Cuban border guards frustrate an illegal exit from the country (Photo: Prensa Latina)

A system of informants who are rewarded with the benefit of “letting them fish in the area in cameras or improvised boats,” even though it is prohibited for most Cubans, makes it easier to locate the rafters.

“The border guards have many informants who are a few miles from the coast fishing in makeshift foam boats or truck cameras. Fishing that way is prohibited, but for the informants it is not like that”, he commented to CubaNet Rosney Costa, a resident of Guanabo.

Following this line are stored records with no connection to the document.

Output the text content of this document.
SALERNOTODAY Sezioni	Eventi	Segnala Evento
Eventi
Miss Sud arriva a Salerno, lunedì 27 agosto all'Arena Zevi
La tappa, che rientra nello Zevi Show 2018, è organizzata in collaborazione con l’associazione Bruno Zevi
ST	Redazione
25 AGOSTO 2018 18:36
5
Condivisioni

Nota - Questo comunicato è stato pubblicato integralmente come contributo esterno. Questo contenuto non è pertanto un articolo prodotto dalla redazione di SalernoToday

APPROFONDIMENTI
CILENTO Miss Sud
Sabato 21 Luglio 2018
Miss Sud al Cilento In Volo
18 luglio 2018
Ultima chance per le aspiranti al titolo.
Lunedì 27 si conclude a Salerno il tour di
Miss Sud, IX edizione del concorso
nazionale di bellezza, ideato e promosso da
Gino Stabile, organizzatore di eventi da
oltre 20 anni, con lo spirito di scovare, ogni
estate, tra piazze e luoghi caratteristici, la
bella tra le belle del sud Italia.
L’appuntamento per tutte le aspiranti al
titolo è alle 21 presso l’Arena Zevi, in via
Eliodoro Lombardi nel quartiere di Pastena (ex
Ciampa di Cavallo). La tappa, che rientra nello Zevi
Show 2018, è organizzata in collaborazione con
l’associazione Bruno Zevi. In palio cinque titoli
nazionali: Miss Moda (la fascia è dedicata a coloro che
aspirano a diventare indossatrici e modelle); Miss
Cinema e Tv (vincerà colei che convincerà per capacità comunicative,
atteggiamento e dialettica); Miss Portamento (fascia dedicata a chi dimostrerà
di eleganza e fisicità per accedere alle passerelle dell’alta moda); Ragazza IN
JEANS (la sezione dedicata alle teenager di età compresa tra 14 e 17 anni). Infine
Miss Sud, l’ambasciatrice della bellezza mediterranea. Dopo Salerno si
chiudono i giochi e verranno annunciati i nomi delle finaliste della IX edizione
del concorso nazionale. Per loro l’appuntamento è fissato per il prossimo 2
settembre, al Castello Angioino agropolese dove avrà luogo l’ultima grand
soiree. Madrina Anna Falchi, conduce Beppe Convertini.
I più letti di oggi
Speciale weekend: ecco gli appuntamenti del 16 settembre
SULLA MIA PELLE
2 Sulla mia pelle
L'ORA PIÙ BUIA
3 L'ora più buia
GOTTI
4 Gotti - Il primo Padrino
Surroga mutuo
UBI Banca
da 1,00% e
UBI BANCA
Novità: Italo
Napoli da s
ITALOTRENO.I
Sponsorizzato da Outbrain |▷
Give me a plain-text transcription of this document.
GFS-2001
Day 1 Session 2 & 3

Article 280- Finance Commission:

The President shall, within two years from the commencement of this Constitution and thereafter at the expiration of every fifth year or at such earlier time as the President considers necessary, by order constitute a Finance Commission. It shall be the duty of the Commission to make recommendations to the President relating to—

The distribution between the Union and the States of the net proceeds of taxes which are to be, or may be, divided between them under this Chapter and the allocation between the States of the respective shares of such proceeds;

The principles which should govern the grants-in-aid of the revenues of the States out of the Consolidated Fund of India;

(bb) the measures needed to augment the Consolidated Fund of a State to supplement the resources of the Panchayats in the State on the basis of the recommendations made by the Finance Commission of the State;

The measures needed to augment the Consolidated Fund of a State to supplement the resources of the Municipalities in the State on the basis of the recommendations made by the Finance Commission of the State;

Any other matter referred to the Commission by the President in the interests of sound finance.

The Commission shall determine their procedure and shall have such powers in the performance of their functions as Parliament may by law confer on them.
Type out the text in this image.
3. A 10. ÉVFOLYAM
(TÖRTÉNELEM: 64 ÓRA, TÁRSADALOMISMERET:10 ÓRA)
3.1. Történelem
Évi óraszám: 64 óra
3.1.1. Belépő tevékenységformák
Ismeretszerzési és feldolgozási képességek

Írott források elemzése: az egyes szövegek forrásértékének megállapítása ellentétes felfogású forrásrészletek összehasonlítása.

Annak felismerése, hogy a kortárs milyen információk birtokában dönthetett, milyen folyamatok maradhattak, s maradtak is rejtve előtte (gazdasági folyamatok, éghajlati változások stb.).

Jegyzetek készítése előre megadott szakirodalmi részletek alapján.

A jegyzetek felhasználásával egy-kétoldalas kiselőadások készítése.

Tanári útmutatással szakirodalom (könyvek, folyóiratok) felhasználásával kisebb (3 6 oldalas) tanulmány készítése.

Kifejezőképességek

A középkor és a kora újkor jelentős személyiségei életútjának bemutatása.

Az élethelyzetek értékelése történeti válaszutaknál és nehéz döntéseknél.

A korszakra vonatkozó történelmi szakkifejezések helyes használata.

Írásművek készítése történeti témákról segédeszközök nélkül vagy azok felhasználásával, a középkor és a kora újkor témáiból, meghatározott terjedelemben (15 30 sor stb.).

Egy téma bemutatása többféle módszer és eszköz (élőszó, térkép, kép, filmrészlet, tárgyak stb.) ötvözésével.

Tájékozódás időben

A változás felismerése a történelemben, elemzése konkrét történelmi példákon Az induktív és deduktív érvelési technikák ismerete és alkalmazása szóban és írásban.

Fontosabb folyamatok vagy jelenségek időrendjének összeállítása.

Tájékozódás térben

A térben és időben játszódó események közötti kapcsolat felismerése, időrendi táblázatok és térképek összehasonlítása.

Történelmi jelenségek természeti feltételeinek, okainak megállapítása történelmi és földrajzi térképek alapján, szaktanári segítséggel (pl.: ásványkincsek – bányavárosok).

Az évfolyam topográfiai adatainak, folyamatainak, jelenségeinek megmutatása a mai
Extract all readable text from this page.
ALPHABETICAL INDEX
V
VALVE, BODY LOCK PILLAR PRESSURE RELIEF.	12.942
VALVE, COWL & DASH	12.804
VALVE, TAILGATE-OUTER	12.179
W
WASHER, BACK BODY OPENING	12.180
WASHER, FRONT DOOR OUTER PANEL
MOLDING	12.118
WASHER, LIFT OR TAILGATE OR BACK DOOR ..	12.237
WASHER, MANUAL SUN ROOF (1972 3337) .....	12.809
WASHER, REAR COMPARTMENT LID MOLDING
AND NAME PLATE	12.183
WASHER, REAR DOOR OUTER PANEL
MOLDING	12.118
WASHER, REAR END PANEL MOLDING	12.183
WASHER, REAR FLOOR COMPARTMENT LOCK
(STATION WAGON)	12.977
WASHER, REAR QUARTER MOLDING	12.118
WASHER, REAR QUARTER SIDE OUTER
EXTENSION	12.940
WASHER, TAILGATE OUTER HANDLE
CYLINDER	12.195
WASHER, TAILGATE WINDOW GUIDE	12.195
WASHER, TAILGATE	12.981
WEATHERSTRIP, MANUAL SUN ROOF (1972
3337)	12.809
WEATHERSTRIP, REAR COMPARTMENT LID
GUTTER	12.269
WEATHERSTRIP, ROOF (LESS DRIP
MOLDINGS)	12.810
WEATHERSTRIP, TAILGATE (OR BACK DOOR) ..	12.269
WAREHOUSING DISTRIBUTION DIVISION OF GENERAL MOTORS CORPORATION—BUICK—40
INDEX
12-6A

“Informants are allowed to fish in the area and that is prohibited. I know some who even give them oil tanker phones [móviles con saldo asignado por el Estado] and as soon as they see a boat trying to leave they call and report the location. (…) Here, out of 100 illegal exits, 10 or less manage to advance; the vast majority are intercepted on land or within a few meters of the coast,” he added.

For his part, Famada Hernández, a young man who was captured in an escape attempt by sea several weeks ago, told CubaNet: “They caught us just 15 meters from the coast, they came out of nowhere and we didn’t have time to escape. The curious thing about the case is that several days later I saw an advertisement in revolico.com published by a person from Havana selling the same toolbox that we took for the journey (…), the oil pump, the injectors, the alternator and the starter motor. We could not claim anything; They are the worst mafia that the planet has given.”

Since October 1, 2021, the start of the current fiscal year, US Coast Guard crews have intercepted 3,369 Cuban raftersa figure that exceeds the number of migrants from the Island intercepted each fiscal year from 2017 to 2021.

According to the agency, the statistics have behaved as follows: 5,396 Cubans intercepted in fiscal year 2016; 1,468 in 2017; 259 in 2018; 313 in 2019; 49 in 2020 and 838 in 2021.